Multi-core and Parallelization

In contrast to the hardware development until the early 2000 years, todays processing power does no longer scale in terms of processing speed, but degree of parallelism. Today, modern system architectures provide server boards with up to eight separate CPUs where each CPU has up to twelve separate cores. This tremendous amount of processing power should be exploited as much as possible to achieve the highest possible throughout for transactional and analytical applications. For modern enterprise applications it becomes imperative to reduce the amount of sequential work and develop the application in a way that work can be easily parallelized.

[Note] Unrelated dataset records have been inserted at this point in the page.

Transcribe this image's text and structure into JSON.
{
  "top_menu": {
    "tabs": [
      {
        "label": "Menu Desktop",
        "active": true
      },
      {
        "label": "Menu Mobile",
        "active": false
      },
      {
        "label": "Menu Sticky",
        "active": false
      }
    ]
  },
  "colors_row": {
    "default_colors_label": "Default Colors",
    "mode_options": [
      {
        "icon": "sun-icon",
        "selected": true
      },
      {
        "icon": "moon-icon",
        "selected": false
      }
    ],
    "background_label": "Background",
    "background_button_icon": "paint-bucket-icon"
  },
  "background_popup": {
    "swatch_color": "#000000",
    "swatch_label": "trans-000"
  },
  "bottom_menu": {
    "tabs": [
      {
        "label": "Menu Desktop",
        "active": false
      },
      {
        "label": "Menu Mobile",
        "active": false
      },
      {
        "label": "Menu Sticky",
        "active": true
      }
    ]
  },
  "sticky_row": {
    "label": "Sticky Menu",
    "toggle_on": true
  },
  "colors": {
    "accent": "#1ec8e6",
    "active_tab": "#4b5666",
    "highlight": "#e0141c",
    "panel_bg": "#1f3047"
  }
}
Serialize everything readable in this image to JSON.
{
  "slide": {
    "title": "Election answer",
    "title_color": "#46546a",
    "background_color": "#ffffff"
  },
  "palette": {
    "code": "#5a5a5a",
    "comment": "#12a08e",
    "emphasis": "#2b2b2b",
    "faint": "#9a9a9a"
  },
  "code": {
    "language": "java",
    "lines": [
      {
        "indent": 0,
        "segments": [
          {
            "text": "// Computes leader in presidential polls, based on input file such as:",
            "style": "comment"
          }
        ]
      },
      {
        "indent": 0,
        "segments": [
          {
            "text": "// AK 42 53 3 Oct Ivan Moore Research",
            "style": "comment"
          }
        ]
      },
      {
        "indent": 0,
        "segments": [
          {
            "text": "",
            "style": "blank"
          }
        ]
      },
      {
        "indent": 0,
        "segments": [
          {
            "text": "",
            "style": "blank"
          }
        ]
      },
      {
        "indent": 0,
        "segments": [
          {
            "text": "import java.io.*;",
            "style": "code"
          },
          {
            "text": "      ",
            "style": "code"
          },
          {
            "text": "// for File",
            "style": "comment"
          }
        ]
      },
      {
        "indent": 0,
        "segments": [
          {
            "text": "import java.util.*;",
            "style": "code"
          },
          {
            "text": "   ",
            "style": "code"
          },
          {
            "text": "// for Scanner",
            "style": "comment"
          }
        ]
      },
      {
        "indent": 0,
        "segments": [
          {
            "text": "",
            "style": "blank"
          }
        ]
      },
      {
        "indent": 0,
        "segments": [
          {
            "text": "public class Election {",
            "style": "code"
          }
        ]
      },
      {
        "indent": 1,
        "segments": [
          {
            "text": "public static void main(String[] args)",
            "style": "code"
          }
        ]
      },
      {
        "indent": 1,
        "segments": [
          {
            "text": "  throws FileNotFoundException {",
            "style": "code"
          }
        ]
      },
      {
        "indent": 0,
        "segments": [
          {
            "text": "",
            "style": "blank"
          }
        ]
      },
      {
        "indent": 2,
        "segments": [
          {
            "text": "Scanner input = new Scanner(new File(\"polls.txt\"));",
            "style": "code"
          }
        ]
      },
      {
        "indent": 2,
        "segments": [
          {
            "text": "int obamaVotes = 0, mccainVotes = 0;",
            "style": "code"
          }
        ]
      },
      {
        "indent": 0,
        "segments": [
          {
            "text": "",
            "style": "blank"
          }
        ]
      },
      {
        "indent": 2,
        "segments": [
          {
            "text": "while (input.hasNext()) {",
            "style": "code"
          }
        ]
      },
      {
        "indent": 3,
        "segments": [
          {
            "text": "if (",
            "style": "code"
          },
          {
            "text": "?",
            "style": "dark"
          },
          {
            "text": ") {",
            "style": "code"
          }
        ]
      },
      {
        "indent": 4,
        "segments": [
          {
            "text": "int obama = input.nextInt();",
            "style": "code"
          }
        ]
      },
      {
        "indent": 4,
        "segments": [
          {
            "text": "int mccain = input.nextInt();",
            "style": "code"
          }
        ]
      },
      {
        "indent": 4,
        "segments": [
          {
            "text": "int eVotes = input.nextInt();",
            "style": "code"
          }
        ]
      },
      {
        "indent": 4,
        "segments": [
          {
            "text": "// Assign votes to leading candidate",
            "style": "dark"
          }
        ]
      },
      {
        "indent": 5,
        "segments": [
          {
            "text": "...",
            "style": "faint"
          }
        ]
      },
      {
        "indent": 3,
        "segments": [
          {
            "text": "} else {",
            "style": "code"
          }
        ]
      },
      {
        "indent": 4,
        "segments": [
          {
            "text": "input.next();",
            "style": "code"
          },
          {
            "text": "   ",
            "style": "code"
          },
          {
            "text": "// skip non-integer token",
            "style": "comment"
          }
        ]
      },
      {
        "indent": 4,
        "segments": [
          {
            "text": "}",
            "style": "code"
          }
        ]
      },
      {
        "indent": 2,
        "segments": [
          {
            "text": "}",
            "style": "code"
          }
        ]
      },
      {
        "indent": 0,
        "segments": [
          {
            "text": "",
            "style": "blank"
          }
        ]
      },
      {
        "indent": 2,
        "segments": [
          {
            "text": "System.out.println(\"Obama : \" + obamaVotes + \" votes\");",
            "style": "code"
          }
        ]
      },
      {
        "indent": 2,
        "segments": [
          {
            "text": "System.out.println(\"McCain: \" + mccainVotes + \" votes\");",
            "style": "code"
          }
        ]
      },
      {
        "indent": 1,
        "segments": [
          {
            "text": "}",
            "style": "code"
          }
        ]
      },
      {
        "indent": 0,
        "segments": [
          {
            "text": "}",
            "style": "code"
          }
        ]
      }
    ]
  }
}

Parallelization can be achieved at a number of levels in the application stack of enterprise systems – from within the application running on an application server to query execution in the database system. As an example of application-level parallelism, assume the following: Incoming queries need to be processed by EPCIS (Electronic Product Code Information Services) repositories in parallel to meet response time thresholds. Processing multiple queries can be handled by multi-threaded applications, i.e. the application does not stall when dealing with more than one query. Threads are a software abstraction that needs to be mapped to physically available hardware resources. A CPU core can be considered as single worker on a construction area. If it is possible to map each query to a single core, the system’s response time is optimal. Query processing also involves data processing, i.e. the database needs to be queried in parallel, too. If the database is able to distribute the workload across multiple cores a single system works optimal. If the workload exceeds physical capacities of a single system, multiple servers or blades need to be involved for work distribution to achieve optimal processing behavior. From the database perspective, partitioning datasets supports parallelization since multiple cores across servers can be involved for data processing.